I spent much of spring break at my mom’s house in Jacksonville, cleaning out two large storage closets, aka The Twin Pits of Decluttering Despair. They were the final frontiers in the massive undertaking that has been clearing out my childhood home. And while I am relieved to have pushed through to this point, I am also overwhelmed with sadness at the wasted potential I saw as I dug through stacks of paper and boxes.
(Behind that door: more stuff.)
My mother almost certainly suffers from a mild hoarding disorder. Unlike many hoarders, she does not shop, and does not Dumpster dive, and generally isn’t acquisitive. However, once items enter her house, they never leave. I started cleaning while she was in the hospital the first time, back in May of 2015. I discovered newspapers dating back to 2009 stacked on the kitchen table, a decade’s worth of telephone books, and every bank statement she’d ever received (including canceled checks). I discovered six closets packed full of clothes, in sizes ranging from 14 to 22, in decades ranging from 1980s to today. But she only ever wore the same three pairs of pants and five shirts – which were draped on chairs in her bedroom.
When my brother and I lived at home, my parents kept things reasonably neat. I left home in 2002. My father died in 2003, which was also the year my brother graduated college and moved out. Our house went from being comfortably full to achingly empty in the space of one year, and I have a suspicion that my mother’s hoarding ramped up as she tried to fill the void in her heart.
The process of sorting and purging and organizing has been, quite frankly, depressing. So much of the clutter is just redundant waste. My mom had dozens and dozens of towels, most of them monogrammed. But the towels, and the monograms, belonged to long-dead family members – my mother’s mother (died 2008) and my mother’s aunt (died 1986). My mother has just a few pictures of her aunt, but 15 of her towels. Why? Why did she feel it was her obligation to carry the dead woman’s textiles? Similarly, she had sheets for full and queen beds, despite not owning beds in either of those sizes. I used the sheets and towels as packing materials, and STILL sent an entire vanload to Goodwill.
Some of the things I’ve had to get rid of were amusing, like the meat slicer my parents received as a wedding gift. It was still in the box. They also had a case of eight track tapes. Neil Diamond. AW YISS.
I was sad about the items she never allowed herself to enjoy. I threw out pounds of food gifts she’d never opened – jams and cookies and chutneys and preserves. She raved about her friend’s homemade chocolate sauce, a jar of which she received for Christmas every year. There were twelve jars in her fridge. Only one of them was open.

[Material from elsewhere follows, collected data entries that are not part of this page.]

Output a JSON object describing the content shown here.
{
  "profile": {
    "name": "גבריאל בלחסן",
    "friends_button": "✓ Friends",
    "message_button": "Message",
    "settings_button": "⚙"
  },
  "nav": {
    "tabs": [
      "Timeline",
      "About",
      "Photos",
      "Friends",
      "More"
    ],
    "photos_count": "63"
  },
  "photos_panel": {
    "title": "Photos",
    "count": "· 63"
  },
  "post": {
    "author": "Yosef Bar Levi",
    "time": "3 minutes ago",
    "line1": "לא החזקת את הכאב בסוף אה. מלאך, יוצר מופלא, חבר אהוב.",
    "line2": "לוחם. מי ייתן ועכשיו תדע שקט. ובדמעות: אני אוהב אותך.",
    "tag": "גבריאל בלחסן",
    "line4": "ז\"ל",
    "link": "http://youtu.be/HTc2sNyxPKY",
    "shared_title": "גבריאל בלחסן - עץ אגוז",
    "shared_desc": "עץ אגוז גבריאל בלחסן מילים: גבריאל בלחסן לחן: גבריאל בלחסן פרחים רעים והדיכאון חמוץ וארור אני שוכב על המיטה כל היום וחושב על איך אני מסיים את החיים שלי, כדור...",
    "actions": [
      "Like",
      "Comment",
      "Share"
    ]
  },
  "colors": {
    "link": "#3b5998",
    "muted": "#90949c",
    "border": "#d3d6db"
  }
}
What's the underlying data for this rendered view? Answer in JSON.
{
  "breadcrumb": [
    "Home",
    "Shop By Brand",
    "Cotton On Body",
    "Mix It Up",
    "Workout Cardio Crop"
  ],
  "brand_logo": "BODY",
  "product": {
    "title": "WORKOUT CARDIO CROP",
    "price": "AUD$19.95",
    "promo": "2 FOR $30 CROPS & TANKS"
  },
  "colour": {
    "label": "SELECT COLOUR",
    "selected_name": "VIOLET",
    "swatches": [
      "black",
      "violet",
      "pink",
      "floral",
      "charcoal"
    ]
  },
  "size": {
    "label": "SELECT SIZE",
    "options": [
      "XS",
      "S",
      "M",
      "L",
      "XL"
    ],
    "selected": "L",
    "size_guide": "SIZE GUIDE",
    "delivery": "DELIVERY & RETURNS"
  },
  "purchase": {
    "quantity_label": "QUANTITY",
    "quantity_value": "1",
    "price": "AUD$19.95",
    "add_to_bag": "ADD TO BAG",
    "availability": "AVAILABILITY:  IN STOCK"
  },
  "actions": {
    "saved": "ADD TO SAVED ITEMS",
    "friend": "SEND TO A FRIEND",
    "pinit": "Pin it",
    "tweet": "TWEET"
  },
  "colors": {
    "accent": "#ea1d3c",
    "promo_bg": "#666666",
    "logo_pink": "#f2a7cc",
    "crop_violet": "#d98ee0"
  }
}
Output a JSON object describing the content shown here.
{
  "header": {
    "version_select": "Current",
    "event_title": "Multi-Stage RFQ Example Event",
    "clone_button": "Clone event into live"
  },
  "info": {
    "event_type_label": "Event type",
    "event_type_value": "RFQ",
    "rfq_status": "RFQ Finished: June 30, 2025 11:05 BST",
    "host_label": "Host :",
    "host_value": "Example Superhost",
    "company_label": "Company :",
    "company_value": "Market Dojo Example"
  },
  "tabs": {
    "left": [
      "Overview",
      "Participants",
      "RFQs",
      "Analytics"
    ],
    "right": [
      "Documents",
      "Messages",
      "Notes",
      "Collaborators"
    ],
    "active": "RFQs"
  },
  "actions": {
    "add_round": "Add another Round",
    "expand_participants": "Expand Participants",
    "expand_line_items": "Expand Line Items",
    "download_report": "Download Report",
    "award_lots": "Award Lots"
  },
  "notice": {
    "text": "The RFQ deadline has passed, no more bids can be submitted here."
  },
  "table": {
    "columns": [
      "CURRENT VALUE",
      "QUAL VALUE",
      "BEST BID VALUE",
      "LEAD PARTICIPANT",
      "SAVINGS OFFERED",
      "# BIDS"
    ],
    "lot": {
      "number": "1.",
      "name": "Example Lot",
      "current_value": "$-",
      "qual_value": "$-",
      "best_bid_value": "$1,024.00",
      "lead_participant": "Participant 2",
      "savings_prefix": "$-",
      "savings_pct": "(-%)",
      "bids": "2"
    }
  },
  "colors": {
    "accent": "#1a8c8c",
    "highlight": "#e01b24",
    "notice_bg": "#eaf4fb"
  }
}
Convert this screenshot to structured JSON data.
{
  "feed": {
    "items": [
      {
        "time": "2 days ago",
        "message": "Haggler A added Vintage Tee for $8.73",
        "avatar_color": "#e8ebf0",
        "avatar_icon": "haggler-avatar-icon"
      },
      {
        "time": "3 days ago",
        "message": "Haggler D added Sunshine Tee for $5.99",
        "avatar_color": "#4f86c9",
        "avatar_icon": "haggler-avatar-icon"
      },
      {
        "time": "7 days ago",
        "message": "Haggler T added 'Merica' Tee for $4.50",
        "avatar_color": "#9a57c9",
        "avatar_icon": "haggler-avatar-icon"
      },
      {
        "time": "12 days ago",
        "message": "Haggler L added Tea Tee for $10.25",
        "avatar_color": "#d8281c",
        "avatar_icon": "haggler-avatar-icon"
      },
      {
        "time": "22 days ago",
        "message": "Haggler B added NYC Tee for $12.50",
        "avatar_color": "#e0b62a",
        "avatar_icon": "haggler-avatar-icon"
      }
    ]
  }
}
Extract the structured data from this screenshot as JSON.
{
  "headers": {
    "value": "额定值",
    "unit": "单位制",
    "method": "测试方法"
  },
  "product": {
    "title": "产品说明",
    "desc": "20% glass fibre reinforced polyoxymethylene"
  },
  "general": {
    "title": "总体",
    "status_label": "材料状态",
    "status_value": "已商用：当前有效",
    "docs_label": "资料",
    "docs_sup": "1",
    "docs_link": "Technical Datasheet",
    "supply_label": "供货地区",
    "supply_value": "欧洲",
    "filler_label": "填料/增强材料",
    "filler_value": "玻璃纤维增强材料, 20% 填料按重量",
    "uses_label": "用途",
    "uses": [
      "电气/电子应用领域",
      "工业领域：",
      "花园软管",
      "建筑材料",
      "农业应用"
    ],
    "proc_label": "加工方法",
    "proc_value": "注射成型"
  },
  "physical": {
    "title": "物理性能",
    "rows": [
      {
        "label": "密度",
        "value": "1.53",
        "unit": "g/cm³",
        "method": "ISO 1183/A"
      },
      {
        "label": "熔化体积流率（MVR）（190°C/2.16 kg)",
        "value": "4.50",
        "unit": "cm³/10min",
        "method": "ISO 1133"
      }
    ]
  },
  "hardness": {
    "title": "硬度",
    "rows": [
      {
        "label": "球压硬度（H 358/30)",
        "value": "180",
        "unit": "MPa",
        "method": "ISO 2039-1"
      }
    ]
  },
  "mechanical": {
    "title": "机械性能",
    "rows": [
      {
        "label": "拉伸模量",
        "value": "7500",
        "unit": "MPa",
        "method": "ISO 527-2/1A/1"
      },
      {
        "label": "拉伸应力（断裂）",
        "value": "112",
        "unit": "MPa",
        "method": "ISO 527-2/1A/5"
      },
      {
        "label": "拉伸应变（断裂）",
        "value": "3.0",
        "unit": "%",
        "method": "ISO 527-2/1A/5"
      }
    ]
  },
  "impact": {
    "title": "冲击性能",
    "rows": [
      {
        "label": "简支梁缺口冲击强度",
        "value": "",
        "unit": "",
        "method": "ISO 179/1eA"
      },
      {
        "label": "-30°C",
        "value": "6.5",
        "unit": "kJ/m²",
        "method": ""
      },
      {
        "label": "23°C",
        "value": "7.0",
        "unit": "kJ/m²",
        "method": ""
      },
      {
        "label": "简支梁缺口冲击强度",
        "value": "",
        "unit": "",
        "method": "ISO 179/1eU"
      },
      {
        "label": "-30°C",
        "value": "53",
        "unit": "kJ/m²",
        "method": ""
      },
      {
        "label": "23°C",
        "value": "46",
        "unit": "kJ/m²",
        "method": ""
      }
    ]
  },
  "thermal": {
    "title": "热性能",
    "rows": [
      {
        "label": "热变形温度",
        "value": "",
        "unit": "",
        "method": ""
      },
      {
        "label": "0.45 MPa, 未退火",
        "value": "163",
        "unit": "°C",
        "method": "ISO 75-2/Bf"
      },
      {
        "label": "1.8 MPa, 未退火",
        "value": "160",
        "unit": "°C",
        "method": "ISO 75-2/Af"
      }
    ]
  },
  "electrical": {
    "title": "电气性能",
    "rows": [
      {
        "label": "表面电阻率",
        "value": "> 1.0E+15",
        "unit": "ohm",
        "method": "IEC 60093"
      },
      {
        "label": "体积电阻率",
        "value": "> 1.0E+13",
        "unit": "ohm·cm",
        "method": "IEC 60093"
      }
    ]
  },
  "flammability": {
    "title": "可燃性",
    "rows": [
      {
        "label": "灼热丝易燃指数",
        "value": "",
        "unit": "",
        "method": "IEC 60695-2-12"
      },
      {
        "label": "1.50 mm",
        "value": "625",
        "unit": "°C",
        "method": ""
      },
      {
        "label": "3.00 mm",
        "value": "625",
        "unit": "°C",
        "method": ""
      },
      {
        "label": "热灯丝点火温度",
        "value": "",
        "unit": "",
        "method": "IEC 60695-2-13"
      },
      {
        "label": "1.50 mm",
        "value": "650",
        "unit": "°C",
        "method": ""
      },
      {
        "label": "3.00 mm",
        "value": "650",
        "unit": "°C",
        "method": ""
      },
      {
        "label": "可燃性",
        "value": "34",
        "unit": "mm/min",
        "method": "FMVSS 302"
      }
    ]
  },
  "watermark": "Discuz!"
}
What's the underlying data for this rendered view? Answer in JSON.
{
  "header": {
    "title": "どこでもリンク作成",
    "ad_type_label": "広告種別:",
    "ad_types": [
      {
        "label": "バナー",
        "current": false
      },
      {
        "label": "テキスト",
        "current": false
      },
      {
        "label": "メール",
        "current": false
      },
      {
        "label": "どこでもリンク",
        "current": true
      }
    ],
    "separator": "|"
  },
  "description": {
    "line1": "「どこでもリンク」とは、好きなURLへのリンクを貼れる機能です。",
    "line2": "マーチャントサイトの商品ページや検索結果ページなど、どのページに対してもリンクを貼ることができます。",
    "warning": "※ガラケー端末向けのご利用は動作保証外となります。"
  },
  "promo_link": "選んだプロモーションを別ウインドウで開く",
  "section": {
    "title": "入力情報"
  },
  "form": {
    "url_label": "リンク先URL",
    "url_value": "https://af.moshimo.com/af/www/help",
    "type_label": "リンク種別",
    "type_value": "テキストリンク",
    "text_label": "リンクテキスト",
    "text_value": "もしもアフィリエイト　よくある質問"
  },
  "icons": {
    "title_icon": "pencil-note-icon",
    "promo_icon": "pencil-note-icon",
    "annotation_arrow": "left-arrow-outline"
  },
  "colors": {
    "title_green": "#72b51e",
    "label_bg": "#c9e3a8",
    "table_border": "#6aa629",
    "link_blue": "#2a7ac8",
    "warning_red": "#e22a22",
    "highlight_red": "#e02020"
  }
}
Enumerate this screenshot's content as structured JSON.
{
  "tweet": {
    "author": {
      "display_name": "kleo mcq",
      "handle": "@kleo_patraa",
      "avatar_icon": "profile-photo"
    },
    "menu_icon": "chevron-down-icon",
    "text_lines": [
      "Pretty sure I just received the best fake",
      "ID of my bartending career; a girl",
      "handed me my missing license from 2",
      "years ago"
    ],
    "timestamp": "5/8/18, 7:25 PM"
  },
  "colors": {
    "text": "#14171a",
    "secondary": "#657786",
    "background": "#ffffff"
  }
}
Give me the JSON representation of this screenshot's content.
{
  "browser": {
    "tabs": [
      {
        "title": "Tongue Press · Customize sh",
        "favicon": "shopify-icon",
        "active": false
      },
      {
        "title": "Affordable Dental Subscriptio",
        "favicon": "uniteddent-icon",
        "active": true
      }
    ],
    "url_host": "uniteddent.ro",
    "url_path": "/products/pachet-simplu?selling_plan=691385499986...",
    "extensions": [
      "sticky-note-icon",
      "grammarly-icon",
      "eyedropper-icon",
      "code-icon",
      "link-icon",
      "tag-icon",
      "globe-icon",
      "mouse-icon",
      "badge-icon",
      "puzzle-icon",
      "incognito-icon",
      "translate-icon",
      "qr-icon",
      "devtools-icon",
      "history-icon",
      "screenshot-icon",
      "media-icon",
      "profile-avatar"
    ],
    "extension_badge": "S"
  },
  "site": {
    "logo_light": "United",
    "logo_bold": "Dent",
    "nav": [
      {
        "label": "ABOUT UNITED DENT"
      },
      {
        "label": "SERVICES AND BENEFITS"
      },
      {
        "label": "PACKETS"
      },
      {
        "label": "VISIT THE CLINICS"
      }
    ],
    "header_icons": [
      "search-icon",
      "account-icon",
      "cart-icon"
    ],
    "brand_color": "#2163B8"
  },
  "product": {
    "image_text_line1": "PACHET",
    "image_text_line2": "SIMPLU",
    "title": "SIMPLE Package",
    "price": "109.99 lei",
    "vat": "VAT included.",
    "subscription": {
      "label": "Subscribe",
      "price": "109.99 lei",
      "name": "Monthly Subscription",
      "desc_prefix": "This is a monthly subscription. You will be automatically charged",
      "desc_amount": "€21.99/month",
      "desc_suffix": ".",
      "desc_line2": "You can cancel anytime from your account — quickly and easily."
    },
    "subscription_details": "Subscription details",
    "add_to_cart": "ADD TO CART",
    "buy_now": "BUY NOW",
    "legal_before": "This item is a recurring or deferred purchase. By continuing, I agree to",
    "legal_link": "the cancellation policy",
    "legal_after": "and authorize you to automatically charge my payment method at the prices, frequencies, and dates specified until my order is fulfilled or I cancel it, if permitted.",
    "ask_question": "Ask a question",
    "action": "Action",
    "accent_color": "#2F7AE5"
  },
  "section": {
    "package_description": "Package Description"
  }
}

I found landscape plans for the property which had been drawn up for the previous owners. A dresser drawer was filled with old film reels from someone’s world travels. When I asked mom about them, she told me she found them in the house when they moved in. So she kept them. Because of course.
At the back of the large closet, I found three cardboard moving boxes that I’m pretty sure hadn’t been opened since my parents moved into the house in 1983. One of them contained baby shower gifts from 1979, when I was born – beautiful embroidered collars, a sterling cup, hand-knitted blankets, a magic hanky. Each was still in a gift box, wrapped in tissue, with the cards attached. These made me inexplicably angry – not only did she NOT use them when I was a baby, she didn’t even tell me they existed so that I could use them for my own babies. They just took up space in her closet, and her life, for no purpose whatsoever. It’s maddening. I know this is part of a real psychological problem, but it’s hard not to be frustrated.
Most upsetting are things that she’ll never be able to tell me about – photographs of vacations she can’t remember, objects that were carefully packaged and preserved, but now she doesn’t know why or when. If we’re all stories in the end, hers is unraveling.
My biggest challenge was resisting the impulse to keep everything that might be meaningful, that might be useful. My mother kept things that other people found beautiful and useful. She kept things because people told her she should. She kept things because people told her they were valuable. In time, those things began to bury her, and now it is my responsibility to catalog them, understand them…. and decide for myself what to let go. In this endeavor, help me to not be my mother’s daughter.